La Fédération des policiers municipaux du Québec (FPMQ), qui organisait la manifestation, s'est par ailleurs dissociée ouvertement des événements survenus lundi soir à l'hôtel de ville de Montréal en condamnant les gestes des manifestants.

« On se fait un devoir qu'en aucun temps nos moyens de sensibilisation entravent le service à la population, on l'a toujours dit », a déclaré son président, Denis Côté. 

Selon lui, la manifestation de Châteauguay est la « démonstration » de cette bonne volonté des policiers.

On est plus de 500 ici, ça s'est fait d'une façon pacifique.
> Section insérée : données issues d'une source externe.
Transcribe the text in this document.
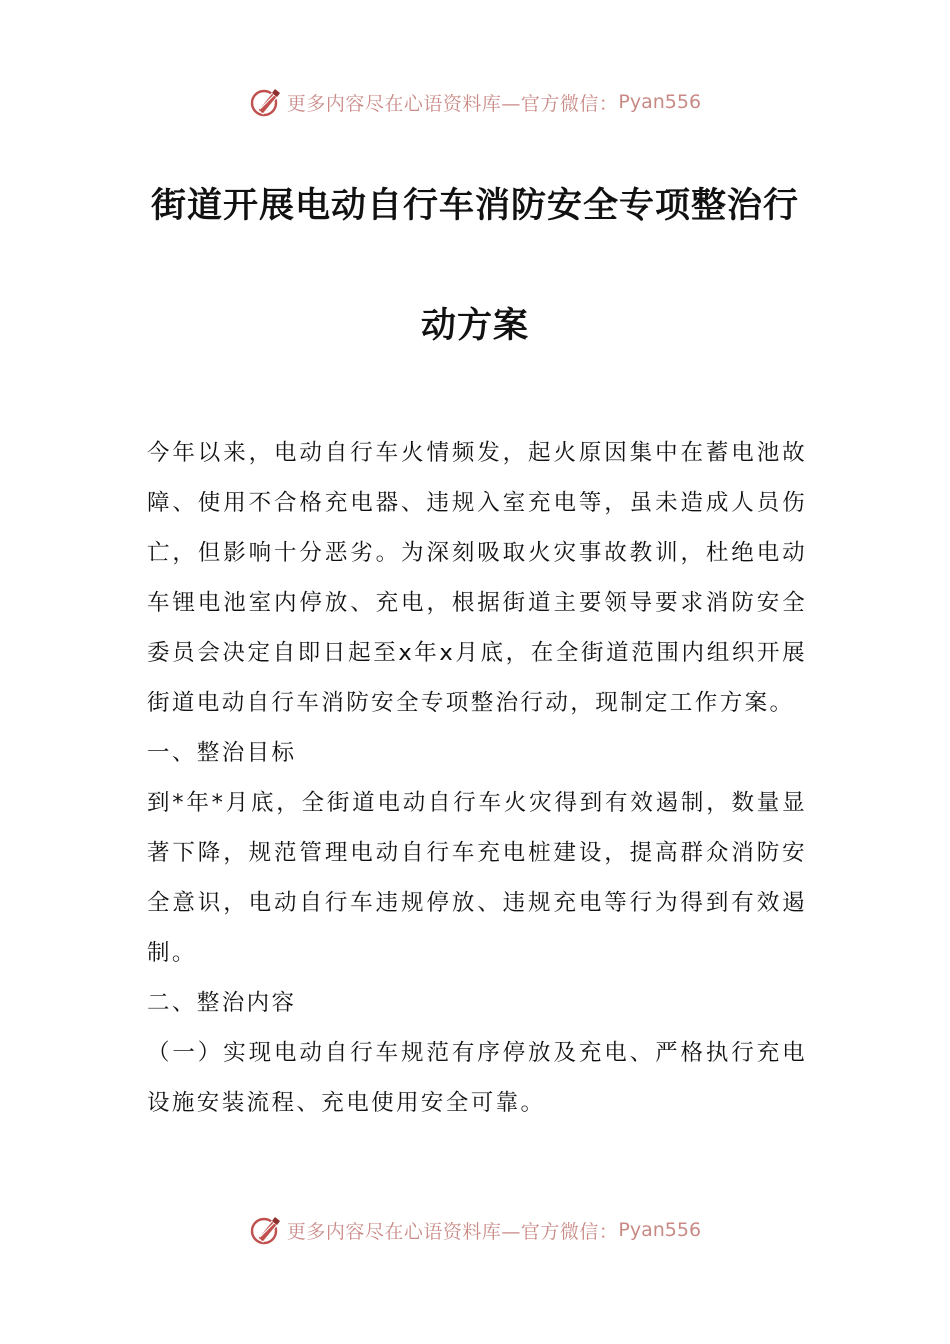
更多内容尽在心语资料库—官方微信： Pyan556
街道开展电动自行车消防安全专项整治行
动方案

今年以来，电动自行车火情频发，起火原因集中在蓄电池故障、使用不合格充电器、违规入室充电等，虽未造成人员伤亡，但影响十分恶劣。为深刻吸取火灾事故教训，杜绝电动车锂电池室内停放、充电，根据街道主要领导要求消防安全委员会决定自即日起至x年x月底，在全街道范围内组织开展街道电动自行车消防安全专项整治行动，现制定工作方案。

一、整治目标

到*年*月底，全街道电动自行车火灾得到有效遏制，数量显著下降，规范管理电动自行车充电桩建设，提高群众消防安全意识，电动自行车违规停放、违规充电等行为得到有效遏制。

二、整治内容

（一）实现电动自行车规范有序停放及充电、严格执行充电设施安装流程、充电使用安全可靠。

更多内容尽在心语资料库—官方微信： Pyan556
Denis Côté, président de la FPMQ

La route 132 a été rouverte dès la fin de la manifestation, en début d'après-midi.

À moins de 24 h du début de la commission parlementaire sur le projet de loi 3, M. Côté a confirmé qu'il allait « se prêter à l'exercice ». Il souhaite dorénavant « se concentrer sur le contenu » du projet de loi 3, « un projet de loi inacceptable ». 

Quant au ministre Pierre Moreau, il a répété que le gouvernement ne reculerait pas sur les principes. Selon lui, ce sont plutôt les agissements des employés municipaux à l'hôtel de ville de Montréal qui sont « inacceptables ». 

Que l'on soit pour ou contre une proposition qui est faite par des élus, dans le cadre d'un système démocratique, on n'a pas dans notre société à recourir à la violence, et surtout pas à l'intimidation, pour essayer de changer les choses. 

Pierre Moreau, ministre des Affaires municipales

Il a invité les syndicats à déposer leurs propositions en commission parlementaire.